Isolated, spontaneous superior mesenteric and celiac artery dissection: case report and review of literature.

J Emerg Med 2011 Feb 8;40(2):e21-5. Epub 2008 Nov 8.

Beth Israel Deaconess Medical Center-Harvard Affiliated Emergency Medicine Residency, Boston, Massachusetts, USA.

Spontaneous, isolated dissection of the superior mesenteric artery (SMA) and celiac artery (CA) is rare.

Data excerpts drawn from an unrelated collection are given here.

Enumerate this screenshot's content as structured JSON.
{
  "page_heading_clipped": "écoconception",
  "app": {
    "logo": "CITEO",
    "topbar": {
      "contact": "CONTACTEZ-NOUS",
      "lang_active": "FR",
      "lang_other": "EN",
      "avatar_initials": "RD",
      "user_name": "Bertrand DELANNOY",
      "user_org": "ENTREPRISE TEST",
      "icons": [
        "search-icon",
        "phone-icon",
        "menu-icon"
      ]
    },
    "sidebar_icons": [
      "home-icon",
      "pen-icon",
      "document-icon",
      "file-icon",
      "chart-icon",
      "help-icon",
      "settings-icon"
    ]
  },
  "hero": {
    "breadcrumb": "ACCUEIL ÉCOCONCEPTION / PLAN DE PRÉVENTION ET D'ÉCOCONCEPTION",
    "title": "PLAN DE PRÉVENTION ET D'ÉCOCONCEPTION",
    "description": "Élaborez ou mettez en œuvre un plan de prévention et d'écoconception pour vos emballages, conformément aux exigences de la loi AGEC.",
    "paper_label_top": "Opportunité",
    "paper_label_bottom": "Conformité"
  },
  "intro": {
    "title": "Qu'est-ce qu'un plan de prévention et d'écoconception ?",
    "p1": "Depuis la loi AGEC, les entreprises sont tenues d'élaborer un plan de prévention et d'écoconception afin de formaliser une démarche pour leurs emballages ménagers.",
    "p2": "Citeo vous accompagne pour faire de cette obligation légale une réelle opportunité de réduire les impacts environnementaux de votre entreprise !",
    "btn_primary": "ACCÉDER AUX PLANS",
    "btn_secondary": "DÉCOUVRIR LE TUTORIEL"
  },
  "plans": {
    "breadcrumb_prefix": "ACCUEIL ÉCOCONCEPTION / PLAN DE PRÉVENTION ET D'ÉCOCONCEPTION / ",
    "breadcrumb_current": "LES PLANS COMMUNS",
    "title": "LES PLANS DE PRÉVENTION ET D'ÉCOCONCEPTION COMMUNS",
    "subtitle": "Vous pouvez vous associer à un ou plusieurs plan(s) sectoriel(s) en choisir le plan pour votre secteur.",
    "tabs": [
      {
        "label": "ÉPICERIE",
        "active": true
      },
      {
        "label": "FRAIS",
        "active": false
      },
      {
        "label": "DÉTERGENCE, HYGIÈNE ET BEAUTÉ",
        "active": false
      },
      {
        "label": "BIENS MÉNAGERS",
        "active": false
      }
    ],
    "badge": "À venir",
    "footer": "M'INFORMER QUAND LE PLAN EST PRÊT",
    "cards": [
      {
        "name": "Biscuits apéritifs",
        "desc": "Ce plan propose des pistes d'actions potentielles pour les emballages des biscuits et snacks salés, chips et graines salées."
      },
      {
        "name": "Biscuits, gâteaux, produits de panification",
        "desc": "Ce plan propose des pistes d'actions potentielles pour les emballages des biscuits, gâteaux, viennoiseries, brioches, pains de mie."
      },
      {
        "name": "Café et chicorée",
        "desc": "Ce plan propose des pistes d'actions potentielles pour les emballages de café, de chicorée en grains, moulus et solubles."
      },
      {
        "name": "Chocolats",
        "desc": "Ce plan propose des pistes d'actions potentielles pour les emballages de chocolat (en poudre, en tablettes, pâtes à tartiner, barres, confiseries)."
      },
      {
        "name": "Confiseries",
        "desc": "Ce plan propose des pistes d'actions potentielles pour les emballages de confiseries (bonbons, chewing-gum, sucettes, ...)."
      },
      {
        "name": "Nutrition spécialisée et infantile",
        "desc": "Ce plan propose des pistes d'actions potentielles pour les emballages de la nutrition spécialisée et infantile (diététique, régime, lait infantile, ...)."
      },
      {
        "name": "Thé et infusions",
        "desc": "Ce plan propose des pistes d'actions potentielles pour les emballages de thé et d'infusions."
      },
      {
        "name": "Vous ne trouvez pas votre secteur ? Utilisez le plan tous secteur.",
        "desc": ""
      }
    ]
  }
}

Although there are known risk factors, there is no particular mechanism that is common to vascular dissections. The objectives of this study were to review the current literature on diagnosis and treatment of isolated SMA and CA dissection, and to review aortic complications in giant cell arteritis, Takayasu arteritis, and polyarteritis nodosa. Giant cell arteritis, Takayasu arteritis, and polyarterteritis nodosa are vasculitides that are associated with SMA and CA dissection. An interesting aspect of this case is that the patient was a healthy person before presentation, and ultimately, did not have an underlying etiology to explain the dissection. In addition, the patient was successfully managed without operative intervention. Although there are known risk factors in patients who present with isolated, spontaneous SMA and CA dissection, the pathogenesis is still unclear. The prognosis has improved significantly with the early use of computed tomography angiography to diagnosis this entity. Although most cases require surgical intervention, there are some, as in this case, that are managed non-operatively.